Valérie Assouline, avocate spécialisée en droit de la jeunesse, souligne qu’en raison des erreurs passées, plusieurs enfants ne retrouveront jamais leur famille d’origine, même en cas de poursuites civiles ou criminelles.
Quant aux jeunes qui pourront réintégrer leur famille d’origine, ils vivront le deuil de leur famille adoptive.
Problèmes structurels au sein de la DPJ
Les difficultés de la DPJ, telles que le roulement de personnel, les compressions budgétaires et le manque de formation des intervenants, ont été pointées du doigt par plusieurs députés, notamment Pascal Tardif (Parti Québécois) et Monsef Derraji (Parti libéral du Québec). Ruba Ghazal, députée de Québec solidaire, a quant à elle rappelé que la réputation de la DPJ est sérieusement mise en péril.

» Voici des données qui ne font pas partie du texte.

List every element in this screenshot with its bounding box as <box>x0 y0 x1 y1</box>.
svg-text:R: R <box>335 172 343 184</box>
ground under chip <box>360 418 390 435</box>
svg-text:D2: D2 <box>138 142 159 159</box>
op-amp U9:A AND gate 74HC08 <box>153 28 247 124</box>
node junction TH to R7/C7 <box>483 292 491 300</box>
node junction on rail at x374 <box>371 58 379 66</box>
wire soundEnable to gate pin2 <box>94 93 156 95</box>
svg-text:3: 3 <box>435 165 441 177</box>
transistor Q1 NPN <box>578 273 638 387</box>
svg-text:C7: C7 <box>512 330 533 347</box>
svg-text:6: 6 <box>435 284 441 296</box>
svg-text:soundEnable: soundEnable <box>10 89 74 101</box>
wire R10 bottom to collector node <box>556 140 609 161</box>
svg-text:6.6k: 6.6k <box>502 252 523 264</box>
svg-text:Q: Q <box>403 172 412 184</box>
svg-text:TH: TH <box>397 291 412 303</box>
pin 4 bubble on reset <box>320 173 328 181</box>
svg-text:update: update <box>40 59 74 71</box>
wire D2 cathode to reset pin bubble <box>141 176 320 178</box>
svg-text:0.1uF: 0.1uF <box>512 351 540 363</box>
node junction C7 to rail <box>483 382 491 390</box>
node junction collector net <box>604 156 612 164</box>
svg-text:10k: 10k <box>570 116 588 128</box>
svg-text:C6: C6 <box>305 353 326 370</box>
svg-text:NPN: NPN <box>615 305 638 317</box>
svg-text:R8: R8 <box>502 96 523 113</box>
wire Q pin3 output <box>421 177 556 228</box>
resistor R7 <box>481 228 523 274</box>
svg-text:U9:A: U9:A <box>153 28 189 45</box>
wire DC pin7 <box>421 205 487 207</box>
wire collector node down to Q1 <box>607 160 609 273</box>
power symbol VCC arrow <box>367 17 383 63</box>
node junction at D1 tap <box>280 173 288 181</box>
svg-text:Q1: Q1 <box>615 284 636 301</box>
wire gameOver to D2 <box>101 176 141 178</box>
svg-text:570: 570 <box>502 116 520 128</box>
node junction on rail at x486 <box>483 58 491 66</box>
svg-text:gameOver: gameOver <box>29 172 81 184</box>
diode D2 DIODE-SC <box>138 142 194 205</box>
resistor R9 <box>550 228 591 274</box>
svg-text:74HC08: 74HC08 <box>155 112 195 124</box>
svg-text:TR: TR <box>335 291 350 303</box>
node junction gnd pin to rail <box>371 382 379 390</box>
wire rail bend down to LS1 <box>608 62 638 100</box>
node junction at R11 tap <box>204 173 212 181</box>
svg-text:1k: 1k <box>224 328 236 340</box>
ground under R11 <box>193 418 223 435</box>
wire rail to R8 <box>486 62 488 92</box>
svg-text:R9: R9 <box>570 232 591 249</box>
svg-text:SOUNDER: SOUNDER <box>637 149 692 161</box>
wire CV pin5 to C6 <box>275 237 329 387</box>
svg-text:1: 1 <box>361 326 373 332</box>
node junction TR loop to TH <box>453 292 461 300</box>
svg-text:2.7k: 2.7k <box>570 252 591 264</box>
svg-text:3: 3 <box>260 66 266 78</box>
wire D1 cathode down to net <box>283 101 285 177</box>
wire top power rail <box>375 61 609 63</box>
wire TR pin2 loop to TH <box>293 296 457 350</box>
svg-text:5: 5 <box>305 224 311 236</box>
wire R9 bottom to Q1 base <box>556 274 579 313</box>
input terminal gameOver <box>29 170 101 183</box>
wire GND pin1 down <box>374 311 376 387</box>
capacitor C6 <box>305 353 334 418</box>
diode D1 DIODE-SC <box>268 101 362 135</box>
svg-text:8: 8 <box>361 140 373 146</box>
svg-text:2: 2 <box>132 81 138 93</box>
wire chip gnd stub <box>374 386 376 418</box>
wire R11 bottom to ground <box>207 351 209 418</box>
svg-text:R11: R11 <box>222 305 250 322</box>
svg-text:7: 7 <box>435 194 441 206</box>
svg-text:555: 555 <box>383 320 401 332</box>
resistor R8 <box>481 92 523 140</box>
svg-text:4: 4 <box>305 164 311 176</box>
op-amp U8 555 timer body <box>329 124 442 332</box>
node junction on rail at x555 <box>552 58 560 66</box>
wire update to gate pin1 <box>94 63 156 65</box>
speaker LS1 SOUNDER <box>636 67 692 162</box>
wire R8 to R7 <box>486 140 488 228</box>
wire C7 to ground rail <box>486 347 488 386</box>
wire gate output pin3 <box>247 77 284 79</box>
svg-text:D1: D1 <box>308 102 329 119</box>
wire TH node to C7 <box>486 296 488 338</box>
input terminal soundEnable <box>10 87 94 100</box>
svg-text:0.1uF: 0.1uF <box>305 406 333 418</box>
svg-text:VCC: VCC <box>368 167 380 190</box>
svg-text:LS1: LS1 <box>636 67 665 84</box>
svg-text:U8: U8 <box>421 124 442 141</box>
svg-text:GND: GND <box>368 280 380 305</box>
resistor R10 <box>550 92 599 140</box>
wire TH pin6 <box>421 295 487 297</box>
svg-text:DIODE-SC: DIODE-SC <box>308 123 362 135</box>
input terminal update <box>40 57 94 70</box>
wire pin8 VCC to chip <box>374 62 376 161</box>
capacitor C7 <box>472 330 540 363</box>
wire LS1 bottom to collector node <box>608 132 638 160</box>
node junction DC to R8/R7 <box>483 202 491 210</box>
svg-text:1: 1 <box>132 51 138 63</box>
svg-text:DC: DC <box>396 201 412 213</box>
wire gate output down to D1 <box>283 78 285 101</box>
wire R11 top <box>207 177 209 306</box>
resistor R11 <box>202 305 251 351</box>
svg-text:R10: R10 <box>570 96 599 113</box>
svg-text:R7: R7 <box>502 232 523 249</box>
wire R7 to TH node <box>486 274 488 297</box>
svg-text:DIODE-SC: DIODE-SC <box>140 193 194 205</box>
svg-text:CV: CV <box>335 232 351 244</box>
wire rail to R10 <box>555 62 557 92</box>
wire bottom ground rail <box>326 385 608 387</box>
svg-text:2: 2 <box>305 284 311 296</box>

Mme Bourdages voit d’un bon œil les inquiétudes gouvernementales concernant la structure de la DPJ, mentionnant que les « problèmes de structures [lui] semblent toujours latents » malgré « les nombreuses enquêtes sur les pratiques de la DPJ ».
Les critiques se sont d’ailleurs intensifiées à la suite de nouvelles accusations d’inconduite sexuelles contre neuf éducatrices du centre de réadaptation de Cité-des-Prairies.
Le 28 octobre dernier, la directrice nationale de la DPJ, Catherine Lemay, a remis sa démission à la demande du ministre Carmant.
Vers une réforme de la DPJ?
La mise sous tutelle de la DPJ de la Mauricie et du Centre-du-Québec souligne la volonté du gouvernement de répondre fermement aux graves violations des droits fondamentaux des enfants et des familles. Cependant, des réformes structurelles profondes restent nécessaires pour que la DPJ puisse pleinement remplir sa mission de protection des enfants et assurer des pratiques conformes aux normes éthiques et légales les plus élevées.